A key ingredient in any chocolate lover’s pantry, cocoa powder is what remains after cocoa butter is extracted from the beans, leaving just the bitter solids behind. It’s a necessary addition to most chocolate confections, and as a bonus is also said to have superfood benefits, so you can have your cake and feel good about it, too.
Whether you opt for the unsweetened, bittersweet, or sweet variety of baking chocolate, this ingredient is included in many chocolate-heavy recipes, from Molten Dark Chocolate Cakes to Chocolate Pudding Pie. Semisweet or sweet baking chocolate can also be used in the place of chocolate chips in a recipe; simply break into small chunks for a more rustic feel.
This naturally sweet ingredient can be found in countless recipes, and is a great way to add some subtle flavor to a number of baked goods like Orange, Sesame, and Honey Cookies and Honey Pineapple Upside Down Cake.

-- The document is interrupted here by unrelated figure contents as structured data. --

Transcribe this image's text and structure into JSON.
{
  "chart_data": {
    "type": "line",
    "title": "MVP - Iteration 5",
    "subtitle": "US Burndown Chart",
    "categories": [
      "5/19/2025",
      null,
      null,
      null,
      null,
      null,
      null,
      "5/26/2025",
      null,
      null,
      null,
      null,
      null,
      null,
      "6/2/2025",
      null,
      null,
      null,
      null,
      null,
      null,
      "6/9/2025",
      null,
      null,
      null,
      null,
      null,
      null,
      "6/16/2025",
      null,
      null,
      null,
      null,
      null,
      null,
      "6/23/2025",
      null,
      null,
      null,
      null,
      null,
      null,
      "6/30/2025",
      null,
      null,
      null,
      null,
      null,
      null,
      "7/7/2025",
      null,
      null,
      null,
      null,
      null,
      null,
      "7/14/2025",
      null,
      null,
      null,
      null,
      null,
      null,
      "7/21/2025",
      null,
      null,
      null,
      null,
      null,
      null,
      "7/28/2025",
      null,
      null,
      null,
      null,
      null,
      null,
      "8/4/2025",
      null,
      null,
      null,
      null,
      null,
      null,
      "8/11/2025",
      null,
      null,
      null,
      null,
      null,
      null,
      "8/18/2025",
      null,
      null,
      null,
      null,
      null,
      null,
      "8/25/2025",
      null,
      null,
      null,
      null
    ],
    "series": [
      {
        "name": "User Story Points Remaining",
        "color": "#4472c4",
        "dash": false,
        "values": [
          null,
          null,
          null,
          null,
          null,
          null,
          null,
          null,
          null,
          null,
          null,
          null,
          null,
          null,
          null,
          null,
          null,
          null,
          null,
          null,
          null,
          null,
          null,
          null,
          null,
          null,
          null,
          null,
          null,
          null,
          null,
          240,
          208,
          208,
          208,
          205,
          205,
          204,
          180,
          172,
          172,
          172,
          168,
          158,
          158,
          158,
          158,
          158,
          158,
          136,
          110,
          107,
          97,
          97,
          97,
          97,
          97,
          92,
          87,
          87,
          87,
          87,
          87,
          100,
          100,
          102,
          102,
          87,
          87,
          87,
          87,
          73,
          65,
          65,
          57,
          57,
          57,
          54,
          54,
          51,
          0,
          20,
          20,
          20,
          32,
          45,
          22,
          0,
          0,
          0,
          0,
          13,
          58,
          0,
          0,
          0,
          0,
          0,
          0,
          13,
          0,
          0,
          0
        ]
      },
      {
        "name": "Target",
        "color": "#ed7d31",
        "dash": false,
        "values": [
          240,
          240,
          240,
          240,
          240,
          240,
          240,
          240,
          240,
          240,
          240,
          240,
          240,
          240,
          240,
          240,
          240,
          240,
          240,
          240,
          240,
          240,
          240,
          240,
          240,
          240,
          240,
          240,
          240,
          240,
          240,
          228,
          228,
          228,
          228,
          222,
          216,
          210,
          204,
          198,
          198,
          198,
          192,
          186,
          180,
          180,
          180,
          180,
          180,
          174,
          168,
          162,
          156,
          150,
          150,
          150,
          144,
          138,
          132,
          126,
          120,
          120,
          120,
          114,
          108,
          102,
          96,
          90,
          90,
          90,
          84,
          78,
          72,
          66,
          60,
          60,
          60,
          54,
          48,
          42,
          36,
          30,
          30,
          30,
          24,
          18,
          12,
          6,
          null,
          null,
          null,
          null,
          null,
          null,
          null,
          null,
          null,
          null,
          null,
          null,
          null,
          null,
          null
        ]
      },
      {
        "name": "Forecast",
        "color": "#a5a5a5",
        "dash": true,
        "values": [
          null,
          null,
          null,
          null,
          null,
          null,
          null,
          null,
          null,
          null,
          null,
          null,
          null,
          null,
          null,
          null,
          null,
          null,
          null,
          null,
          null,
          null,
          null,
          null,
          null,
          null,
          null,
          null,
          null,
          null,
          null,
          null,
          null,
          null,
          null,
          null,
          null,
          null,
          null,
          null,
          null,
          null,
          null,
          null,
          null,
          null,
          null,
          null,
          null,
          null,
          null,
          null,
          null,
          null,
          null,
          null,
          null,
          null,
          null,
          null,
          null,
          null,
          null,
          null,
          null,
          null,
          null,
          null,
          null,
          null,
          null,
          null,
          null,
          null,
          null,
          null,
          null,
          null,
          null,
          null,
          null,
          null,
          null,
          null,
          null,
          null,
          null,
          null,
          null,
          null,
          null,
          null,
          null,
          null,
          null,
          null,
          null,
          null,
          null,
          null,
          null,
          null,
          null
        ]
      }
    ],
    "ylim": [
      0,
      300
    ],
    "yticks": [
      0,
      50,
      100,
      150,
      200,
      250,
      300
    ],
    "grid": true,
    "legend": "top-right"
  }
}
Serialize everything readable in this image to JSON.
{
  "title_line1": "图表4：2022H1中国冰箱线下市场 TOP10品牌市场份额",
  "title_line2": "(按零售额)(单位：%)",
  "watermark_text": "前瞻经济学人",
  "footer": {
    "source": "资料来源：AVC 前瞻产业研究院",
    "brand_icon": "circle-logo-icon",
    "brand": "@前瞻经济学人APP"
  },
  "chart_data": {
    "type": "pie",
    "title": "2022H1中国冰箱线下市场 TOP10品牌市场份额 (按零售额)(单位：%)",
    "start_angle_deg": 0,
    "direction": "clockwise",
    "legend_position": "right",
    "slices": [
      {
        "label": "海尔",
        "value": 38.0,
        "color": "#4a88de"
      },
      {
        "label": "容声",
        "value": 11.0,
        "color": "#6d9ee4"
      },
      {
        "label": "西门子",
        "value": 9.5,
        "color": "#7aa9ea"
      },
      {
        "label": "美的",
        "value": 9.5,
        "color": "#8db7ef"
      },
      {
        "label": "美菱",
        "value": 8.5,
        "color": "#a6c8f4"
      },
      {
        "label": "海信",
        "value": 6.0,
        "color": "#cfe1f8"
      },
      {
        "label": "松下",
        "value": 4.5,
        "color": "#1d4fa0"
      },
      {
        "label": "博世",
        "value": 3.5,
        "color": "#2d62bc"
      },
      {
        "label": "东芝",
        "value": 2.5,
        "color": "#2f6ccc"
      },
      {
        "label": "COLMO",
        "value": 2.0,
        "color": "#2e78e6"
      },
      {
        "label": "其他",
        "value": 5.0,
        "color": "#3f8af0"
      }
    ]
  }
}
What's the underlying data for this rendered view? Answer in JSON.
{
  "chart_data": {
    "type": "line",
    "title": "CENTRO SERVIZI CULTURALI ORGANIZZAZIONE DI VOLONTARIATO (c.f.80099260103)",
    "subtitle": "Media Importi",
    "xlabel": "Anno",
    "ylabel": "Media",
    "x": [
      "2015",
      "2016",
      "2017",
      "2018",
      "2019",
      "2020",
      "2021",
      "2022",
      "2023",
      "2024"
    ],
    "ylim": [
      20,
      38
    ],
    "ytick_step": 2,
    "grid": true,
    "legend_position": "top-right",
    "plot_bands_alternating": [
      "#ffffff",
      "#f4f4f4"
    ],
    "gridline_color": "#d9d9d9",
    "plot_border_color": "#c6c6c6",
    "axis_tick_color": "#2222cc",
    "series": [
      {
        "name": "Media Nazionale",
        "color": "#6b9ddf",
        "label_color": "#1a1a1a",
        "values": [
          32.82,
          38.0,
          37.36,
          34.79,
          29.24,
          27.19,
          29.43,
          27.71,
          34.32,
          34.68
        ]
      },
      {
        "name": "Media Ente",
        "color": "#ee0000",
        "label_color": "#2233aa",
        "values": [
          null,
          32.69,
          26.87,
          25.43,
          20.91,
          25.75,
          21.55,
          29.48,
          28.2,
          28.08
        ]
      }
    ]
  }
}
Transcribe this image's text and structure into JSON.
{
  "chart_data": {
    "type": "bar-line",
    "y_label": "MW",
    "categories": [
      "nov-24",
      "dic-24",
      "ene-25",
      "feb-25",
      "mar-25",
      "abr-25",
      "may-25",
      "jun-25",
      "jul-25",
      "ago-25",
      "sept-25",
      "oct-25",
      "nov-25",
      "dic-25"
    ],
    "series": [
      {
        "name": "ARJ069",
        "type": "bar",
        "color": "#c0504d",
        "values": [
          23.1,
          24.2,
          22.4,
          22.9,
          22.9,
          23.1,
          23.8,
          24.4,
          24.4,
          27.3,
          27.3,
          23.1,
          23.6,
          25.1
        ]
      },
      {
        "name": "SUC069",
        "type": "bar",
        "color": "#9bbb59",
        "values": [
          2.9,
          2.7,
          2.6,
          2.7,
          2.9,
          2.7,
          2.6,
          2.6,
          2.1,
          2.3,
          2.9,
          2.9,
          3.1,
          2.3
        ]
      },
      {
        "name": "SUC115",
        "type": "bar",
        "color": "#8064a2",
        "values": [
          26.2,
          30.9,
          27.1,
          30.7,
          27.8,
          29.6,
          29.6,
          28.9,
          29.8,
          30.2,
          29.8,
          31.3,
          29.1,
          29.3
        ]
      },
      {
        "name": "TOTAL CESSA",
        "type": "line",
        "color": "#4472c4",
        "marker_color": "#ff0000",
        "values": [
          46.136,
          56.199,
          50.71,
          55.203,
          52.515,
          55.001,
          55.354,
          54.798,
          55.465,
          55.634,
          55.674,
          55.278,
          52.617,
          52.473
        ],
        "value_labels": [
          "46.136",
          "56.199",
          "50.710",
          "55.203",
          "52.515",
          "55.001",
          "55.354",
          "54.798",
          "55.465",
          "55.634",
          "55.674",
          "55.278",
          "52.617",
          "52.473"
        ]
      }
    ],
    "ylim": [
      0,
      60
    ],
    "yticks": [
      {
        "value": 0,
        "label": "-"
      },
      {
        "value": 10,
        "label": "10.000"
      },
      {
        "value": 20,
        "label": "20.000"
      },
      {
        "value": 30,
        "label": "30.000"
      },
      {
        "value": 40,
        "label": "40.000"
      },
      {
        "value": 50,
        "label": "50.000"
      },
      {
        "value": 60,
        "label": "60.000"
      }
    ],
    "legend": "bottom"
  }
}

This coarse ground flour made from dry corn is obviously an essential element of cornbread, but can also be used to make crispier pancakes, crunchy crackers, and textural biscuits and muffins.
Most commonly found in candy recipes, this sweet syrup can be used to make numerous other desserts. Adding both sweetness and moisture to a recipe, corn syrup is an alternative to solid granulated sugar.
No, we’re not talking about the brightly colored sugary powders that come in Jell-O packets, but rather the unflavored, unsweetened version, which is used to make custards, marshmallows, puddings, and more—like Strawberry-Lime Panna Cotta.
This thick, concentrated dairy product that doesn’t require refrigeration can be added to custards, pie fillings, and more for some extra thickness and creaminess. Check out these tips for making the most of a can of evaporated milk.
While your spice collection will vary based on your personal preferences, some of the key spices you’ll see repeatedly in baking recipes include cinnamon, allspice, nutmeg, and ginger.
Dried Fruit and Nuts
While dried fruits and nuts are certainly bonuses in any baker’s pantry, they can be used to accentuate a variety of recipes. We’d recommend stocking up on raisins, figs, dates, and cranberries, as well as nuts like walnuts, pecans, and almonds, which can be stored in the freezer to extend their freshness lifespan.